The mold is already in place for how a community team’s season should go (hint: there have been games in this mold every weekend this summer) and the impetus is now on the leaders of the relevant community teams to forego USQ and make their own way. If you got me 20 teams, each paying $400 ($20 a person) as a tournament fee, I sure as hell could put on a national tournament spanning two days some weekend in late winter or early spring in a warm weather, centralized, major hub destination. And my name isn’t even Beth Peavler. You give someone like her those parameters and I guarantee it will be the a huge success. She has already proven that she can smoothly run a national tournament that draws well and provides good competition, and that’s with those teams who are at the bottom of the competitive spectrum. Imagine what could be done with the top 20 community teams?

So how do we make this happen? While it is ultimately up to the leadership of each team to decide what type of season serves them best, the ideal first step is for someone to come forward to organize such a tournament as spelled out above. While community teams still have months before they need to decide if they will go official or not, I have a feeling that the choices of the biggest teams–if made early enough–will definitely influence the others. Call it free market quidditch if you will, but I think an early decision by even five of the top community teams to break off and form their own national tournament is in their best interest, and that the others will follow, or not, as they see fit.

I ultimately don’t want to see college and community teams completely separated. I think it would be best for the sport as a whole to have them in different leagues under one governing body or in separate seasons. Yet, as the structure currently stands, the USQ fall-to-spring model is best served for the college teams and is not applicable to most community teams when there aren’t even 50 of us. I hope USQ recognizes this and continues to promote and grow the college league, while letting us find our own way, because the future of the sport depends on it. Community teams are overwhelmingly made up of post-grad players, and if that pipeline were to dwindle, it would adversely affect us too. We have a symbiotic relationship, and this will continue until college quidditch is no longer the competitive beginning of the sport. As members of community teams, our best interests lie in a strong, separate college league, because with it we will get a new batch of seasoned recruits every year.

Credit: Jessica Jiamin Lang

That being said, we must do our part. There are specific guidelines allowing coaches between divisions this season and we absolutely must use them. Offer to coach your alma mater and restore it to past glory, or at least back to qualifying for nationals. Open up your practices to the local college kids once or twice a month, and show them advanced strategy, and what high-level quidditch looks like from the same side of the pitch, not the other. Volunteer at the college-only regionals and nationals. Some of the best referees and snitches reside within the community team portion, and, without them, the college side will be severely under-staffed.

Yes, this is the beginning of the end for USQ-sanctioned community team quidditch.

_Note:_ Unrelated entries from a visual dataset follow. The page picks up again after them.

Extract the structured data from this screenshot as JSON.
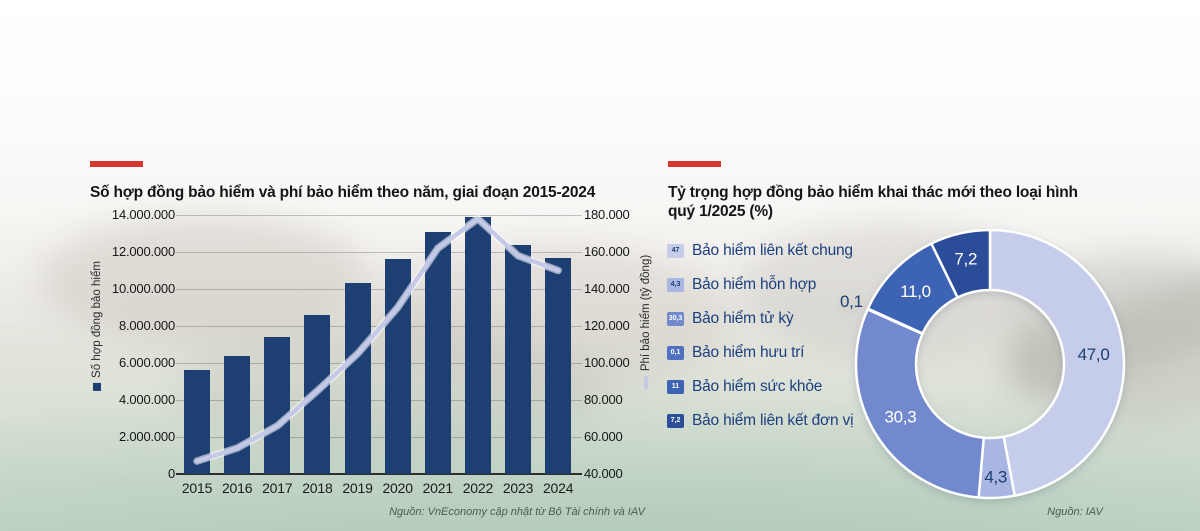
{
  "accent_color": "#d7372e",
  "left_chart": {
    "title": "Số hợp đồng bảo hiểm và phí bảo hiểm theo năm, giai đoạn 2015-2024",
    "y_left_axis_label": "Số hợp đồng bảo hiểm",
    "y_right_axis_label": "Phí bảo hiểm (tỷ đồng)",
    "source": "Nguồn: VnEconomy cập nhật từ Bộ Tài chính và IAV"
  },
  "right_chart": {
    "title_lines": [
      "Tỷ trọng hợp đồng bảo hiểm khai thác mới theo loại hình",
      "quý 1/2025 (%)"
    ],
    "source": "Nguồn: IAV"
  },
  "chart_data": [
    {
      "type": "bar",
      "subtype": "bar+line, dual y-axis",
      "title": "Số hợp đồng bảo hiểm và phí bảo hiểm theo năm, giai đoạn 2015-2024",
      "categories": [
        "2015",
        "2016",
        "2017",
        "2018",
        "2019",
        "2020",
        "2021",
        "2022",
        "2023",
        "2024"
      ],
      "series": [
        {
          "name": "Số hợp đồng bảo hiểm",
          "type": "bar",
          "axis": "left",
          "color": "#1e3f73",
          "values": [
            5600000,
            6400000,
            7400000,
            8600000,
            10300000,
            11600000,
            13100000,
            13900000,
            12400000,
            11700000
          ]
        },
        {
          "name": "Phí bảo hiểm (tỷ đồng)",
          "type": "line",
          "axis": "right",
          "color": "#c3c9e6",
          "values": [
            47000,
            54000,
            66000,
            85000,
            105000,
            130000,
            162000,
            178000,
            158000,
            150000
          ]
        }
      ],
      "y_left": {
        "min": 0,
        "max": 14000000,
        "step": 2000000,
        "tick_labels": [
          "0",
          "2.000.000",
          "4.000.000",
          "6.000.000",
          "8.000.000",
          "10.000.000",
          "12.000.000",
          "14.000.000"
        ]
      },
      "y_right": {
        "min": 40000,
        "max": 180000,
        "step": 20000,
        "tick_labels": [
          "40.000",
          "60.000",
          "80.000",
          "100.000",
          "120.000",
          "140.000",
          "160.000",
          "180.000"
        ]
      },
      "grid": true
    },
    {
      "type": "pie",
      "subtype": "donut",
      "title": "Tỷ trọng hợp đồng bảo hiểm khai thác mới theo loại hình quý 1/2025 (%)",
      "legend_position": "left",
      "slices": [
        {
          "label": "Bảo hiểm liên kết chung",
          "value": 47.0,
          "display": "47,0",
          "swatch_text": "47",
          "color": "#c6cdea",
          "slice_label_color": "#1d3e72",
          "swatch_text_color": "#1d3e72",
          "label_inside": true
        },
        {
          "label": "Bảo hiểm hỗn hợp",
          "value": 4.3,
          "display": "4,3",
          "swatch_text": "4,3",
          "color": "#a9b6e1",
          "slice_label_color": "#1d3e72",
          "swatch_text_color": "#1d3e72",
          "label_inside": true
        },
        {
          "label": "Bảo hiểm tử kỳ",
          "value": 30.3,
          "display": "30,3",
          "swatch_text": "30,3",
          "color": "#7289cd",
          "slice_label_color": "#ffffff",
          "swatch_text_color": "#ffffff",
          "label_inside": true
        },
        {
          "label": "Bảo hiểm hưu trí",
          "value": 0.1,
          "display": "0,1",
          "swatch_text": "0,1",
          "color": "#5170c1",
          "slice_label_color": "#1d3e72",
          "swatch_text_color": "#ffffff",
          "label_inside": false
        },
        {
          "label": "Bảo hiểm sức khỏe",
          "value": 11.0,
          "display": "11,0",
          "swatch_text": "11",
          "color": "#3d63b5",
          "slice_label_color": "#ffffff",
          "swatch_text_color": "#ffffff",
          "label_inside": true
        },
        {
          "label": "Bảo hiểm liên kết đơn vị",
          "value": 7.2,
          "display": "7,2",
          "swatch_text": "7,2",
          "color": "#2a4c99",
          "slice_label_color": "#ffffff",
          "swatch_text_color": "#ffffff",
          "label_inside": true
        }
      ]
    }
  ]
}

And that’s a good thing, because we already have a summer league with a much better model for a smaller number of teams in place from which to build. We go as college teams go, and if we want to still be playing this sport in even three years, we need to do our part to embrace this change, help it strengthen the sport’s base and think outside our immediate boxes, both geographically and time-wise. This is a step in the right direction and it is on us, the community teams, to determine how big of a step forward it is.